FriendFinder users can only hope that the leaked data remains relatively hidden and not made public and “searchable on a highly trafficked website.” That’s what happened in 2015 to the website for married people looking for affairs, Ashley Madison. Millions of their customers’ names, addresses, email addresses and more were stolen, published and spotlighted by hackers.

FriendFinder.com, it seems, is an umbrella for a handful of online adult-themed sites, including AdultFriendFinder, which accounted for about 60 million users. Customer credentials were also taken from Penthouse.com, Cams.com, Stripshow.com and…well, you get the R-rated picture.

Nervous time.

So far, the group that reported the hack, LeakedSource.com, has not formally published the stolen information, but security experts say the information is out there for others to find, see and possibly post on the Internet.

According to news reports, LeakedSource.com is “an anonymously run website that sells access to stolen records.” Some security experts say that LeakedSource published more than 2 billion records in 2016, including stolen customer data from hacker attacks on LinkedIn and MySpace.

But LeakedSource.com wasn’t the organization behind the hack. LeakedSource itself hinted that an anonymous hacker group reported in October that they had infiltrated the AdultFriendFinder.com network (run by FriendFinder) and found a programming flaw. That flaw, which hackers search for hoping to find, opened the door to user information.

Why did they choose to attack an adult-themed website, one that you might call a “gaming” website for the lonely, lustful and leery? It could simply have been a hack of opportunity.

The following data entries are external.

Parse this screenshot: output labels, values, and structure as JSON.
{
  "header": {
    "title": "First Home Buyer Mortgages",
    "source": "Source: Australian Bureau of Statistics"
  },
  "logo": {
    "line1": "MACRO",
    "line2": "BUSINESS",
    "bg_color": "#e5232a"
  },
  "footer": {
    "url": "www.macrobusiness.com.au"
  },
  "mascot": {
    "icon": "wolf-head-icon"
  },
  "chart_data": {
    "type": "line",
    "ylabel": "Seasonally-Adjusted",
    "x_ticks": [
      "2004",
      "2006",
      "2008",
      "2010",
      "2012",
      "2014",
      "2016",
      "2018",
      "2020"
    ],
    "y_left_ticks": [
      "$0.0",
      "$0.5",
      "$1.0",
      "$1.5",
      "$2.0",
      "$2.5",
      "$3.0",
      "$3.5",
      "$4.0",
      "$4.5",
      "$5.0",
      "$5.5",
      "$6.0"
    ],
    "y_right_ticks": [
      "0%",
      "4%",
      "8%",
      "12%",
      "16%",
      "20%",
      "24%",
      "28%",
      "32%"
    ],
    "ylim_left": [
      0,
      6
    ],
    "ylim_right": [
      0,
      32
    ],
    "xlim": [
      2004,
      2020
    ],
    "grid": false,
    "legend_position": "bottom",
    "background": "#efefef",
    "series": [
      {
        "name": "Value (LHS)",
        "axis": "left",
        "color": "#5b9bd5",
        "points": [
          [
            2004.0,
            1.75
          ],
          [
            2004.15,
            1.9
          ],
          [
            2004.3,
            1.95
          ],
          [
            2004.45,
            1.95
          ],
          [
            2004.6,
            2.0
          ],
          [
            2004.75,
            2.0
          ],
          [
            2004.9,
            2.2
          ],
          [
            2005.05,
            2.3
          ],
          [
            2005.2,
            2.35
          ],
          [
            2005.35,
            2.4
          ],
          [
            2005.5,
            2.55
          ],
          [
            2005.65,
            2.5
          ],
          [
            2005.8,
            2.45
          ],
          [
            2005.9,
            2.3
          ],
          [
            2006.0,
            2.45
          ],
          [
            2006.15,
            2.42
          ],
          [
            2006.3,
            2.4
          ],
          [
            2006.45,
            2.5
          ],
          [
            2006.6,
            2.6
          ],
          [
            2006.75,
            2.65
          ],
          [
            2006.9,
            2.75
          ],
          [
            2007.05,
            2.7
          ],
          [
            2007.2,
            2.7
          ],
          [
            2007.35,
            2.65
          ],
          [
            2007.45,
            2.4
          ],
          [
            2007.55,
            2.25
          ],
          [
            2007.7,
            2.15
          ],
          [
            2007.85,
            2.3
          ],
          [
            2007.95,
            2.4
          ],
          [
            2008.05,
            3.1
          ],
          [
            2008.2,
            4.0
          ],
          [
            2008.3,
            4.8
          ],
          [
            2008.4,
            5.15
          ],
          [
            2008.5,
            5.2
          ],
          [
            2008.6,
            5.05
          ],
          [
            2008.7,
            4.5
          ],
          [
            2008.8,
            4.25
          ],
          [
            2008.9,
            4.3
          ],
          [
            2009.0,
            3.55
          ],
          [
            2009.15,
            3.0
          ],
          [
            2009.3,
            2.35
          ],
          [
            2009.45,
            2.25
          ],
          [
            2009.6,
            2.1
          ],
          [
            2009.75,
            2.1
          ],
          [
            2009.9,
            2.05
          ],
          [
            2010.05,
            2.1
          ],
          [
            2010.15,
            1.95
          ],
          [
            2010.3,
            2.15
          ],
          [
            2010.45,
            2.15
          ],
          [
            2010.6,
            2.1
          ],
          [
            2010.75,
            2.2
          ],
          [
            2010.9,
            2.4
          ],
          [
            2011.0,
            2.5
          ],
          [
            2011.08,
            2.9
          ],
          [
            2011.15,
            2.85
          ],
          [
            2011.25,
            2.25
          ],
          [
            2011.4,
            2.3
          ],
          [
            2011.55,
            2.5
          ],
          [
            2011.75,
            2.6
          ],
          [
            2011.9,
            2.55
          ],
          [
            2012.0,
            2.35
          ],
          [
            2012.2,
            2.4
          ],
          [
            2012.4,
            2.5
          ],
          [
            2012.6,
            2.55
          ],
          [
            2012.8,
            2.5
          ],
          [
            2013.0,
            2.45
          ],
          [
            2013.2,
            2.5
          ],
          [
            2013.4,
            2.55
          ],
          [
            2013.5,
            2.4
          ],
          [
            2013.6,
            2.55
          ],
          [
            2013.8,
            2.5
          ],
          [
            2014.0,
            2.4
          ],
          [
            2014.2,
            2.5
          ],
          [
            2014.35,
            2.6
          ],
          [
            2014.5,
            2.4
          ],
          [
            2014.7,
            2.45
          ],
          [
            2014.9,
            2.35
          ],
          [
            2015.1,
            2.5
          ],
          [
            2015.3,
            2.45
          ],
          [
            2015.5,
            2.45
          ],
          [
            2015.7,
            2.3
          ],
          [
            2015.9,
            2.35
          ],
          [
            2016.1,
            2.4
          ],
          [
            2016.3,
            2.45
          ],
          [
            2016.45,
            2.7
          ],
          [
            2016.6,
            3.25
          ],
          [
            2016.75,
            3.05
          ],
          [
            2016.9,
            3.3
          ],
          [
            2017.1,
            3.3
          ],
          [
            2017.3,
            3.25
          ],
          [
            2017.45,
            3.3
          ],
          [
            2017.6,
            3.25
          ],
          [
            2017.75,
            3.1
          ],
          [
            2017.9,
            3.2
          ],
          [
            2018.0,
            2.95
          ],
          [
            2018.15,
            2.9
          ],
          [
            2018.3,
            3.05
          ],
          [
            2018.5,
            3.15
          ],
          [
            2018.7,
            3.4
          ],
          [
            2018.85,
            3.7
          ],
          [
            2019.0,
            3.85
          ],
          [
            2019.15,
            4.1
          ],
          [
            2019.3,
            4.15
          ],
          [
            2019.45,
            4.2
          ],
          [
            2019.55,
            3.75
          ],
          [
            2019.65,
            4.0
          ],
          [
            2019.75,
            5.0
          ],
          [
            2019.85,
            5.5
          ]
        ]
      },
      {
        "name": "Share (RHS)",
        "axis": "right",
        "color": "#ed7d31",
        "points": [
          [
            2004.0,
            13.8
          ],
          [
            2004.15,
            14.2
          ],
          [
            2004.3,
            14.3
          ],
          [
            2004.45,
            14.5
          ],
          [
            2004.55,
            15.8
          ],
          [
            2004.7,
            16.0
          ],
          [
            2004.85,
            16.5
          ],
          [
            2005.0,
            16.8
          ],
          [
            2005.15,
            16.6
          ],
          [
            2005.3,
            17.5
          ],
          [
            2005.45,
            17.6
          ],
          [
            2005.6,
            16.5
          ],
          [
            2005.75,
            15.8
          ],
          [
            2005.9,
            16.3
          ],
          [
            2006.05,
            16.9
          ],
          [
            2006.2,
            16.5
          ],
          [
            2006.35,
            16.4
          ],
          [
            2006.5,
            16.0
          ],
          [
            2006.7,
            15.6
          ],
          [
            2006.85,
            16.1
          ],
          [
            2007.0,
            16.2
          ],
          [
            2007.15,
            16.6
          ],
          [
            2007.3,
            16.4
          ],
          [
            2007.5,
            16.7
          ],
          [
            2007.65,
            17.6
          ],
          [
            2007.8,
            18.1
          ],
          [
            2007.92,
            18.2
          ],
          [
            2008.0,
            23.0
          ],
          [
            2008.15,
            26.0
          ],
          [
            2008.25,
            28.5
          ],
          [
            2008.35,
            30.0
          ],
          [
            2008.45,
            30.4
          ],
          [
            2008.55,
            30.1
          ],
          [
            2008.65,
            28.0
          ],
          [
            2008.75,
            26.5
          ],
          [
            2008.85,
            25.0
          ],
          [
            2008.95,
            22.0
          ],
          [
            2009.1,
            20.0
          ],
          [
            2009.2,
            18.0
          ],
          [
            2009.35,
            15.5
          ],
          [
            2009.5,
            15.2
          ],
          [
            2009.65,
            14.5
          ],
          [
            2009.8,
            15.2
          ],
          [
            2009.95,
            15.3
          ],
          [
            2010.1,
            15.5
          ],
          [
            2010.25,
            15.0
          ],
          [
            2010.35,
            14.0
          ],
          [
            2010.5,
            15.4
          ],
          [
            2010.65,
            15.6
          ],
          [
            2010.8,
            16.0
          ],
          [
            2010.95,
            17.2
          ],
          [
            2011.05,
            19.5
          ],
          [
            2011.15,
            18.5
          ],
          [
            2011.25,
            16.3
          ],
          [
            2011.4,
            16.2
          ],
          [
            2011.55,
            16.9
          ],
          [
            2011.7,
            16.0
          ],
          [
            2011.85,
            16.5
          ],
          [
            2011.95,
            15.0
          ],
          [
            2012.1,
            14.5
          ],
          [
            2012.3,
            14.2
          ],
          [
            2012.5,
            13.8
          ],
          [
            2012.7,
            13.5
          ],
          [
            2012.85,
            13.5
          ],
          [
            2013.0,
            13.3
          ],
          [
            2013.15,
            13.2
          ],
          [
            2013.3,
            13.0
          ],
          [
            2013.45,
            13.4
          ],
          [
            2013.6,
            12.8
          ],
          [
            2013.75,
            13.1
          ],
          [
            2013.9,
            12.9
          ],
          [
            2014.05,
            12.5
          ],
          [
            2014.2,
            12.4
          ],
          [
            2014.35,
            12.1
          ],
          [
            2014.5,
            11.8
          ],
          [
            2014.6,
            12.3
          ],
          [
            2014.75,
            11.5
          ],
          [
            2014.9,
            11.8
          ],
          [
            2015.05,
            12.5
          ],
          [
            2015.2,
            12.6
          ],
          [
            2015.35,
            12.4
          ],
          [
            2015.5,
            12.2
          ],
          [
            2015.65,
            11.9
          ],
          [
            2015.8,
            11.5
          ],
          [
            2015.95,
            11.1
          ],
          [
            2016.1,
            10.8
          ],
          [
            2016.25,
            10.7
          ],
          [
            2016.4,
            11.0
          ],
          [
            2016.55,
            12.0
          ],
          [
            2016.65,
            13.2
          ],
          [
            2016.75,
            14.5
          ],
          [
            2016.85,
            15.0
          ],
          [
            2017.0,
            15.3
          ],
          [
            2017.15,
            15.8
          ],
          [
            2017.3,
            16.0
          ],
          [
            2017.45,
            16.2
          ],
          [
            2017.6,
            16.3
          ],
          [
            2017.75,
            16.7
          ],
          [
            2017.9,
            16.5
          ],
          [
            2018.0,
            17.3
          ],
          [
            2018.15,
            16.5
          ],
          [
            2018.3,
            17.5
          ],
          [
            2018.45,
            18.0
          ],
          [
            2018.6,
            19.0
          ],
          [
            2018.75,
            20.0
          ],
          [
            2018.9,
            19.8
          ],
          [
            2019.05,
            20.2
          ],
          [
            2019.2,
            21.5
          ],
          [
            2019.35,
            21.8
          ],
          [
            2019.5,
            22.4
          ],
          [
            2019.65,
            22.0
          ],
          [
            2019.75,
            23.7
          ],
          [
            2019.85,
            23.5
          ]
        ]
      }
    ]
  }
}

Take action. Change your ways.

A spokesman for FriendFinder Networks couldn’t confirm LeakedSource’s claims, but admitted they were “investigating reports of potential security vulnerabilities.” Still, they took swift steps to notify their customers of the potential attack and provided tips on how they might protect themselves.

For the victims who have been affected—and may be exposed—by the hack on FriendFinder, the following advice applies:

  • Immediately change your password on any of the affected adult-themed websites named above; FriendFinder may have notified you that your old password no longer works
  • If you have used the same email address and password on any other site, change that login information immediately, as well. Hackers try to use stolen information to hack into totally unrelated accounts
  • Stay tuned for any sign that the leaked data has been published in plain view—and hope no one sees an email address (yours!) that they recognize
  • Keep your fingers crossed that you’ve changed your email address a few times in the past 20 years, because the stolen user information includes two decades of customer email addresses and passwords, according to LeakedSource.com.
  • You might want to avoid adult-themed sites that ask for your email address and credit card information.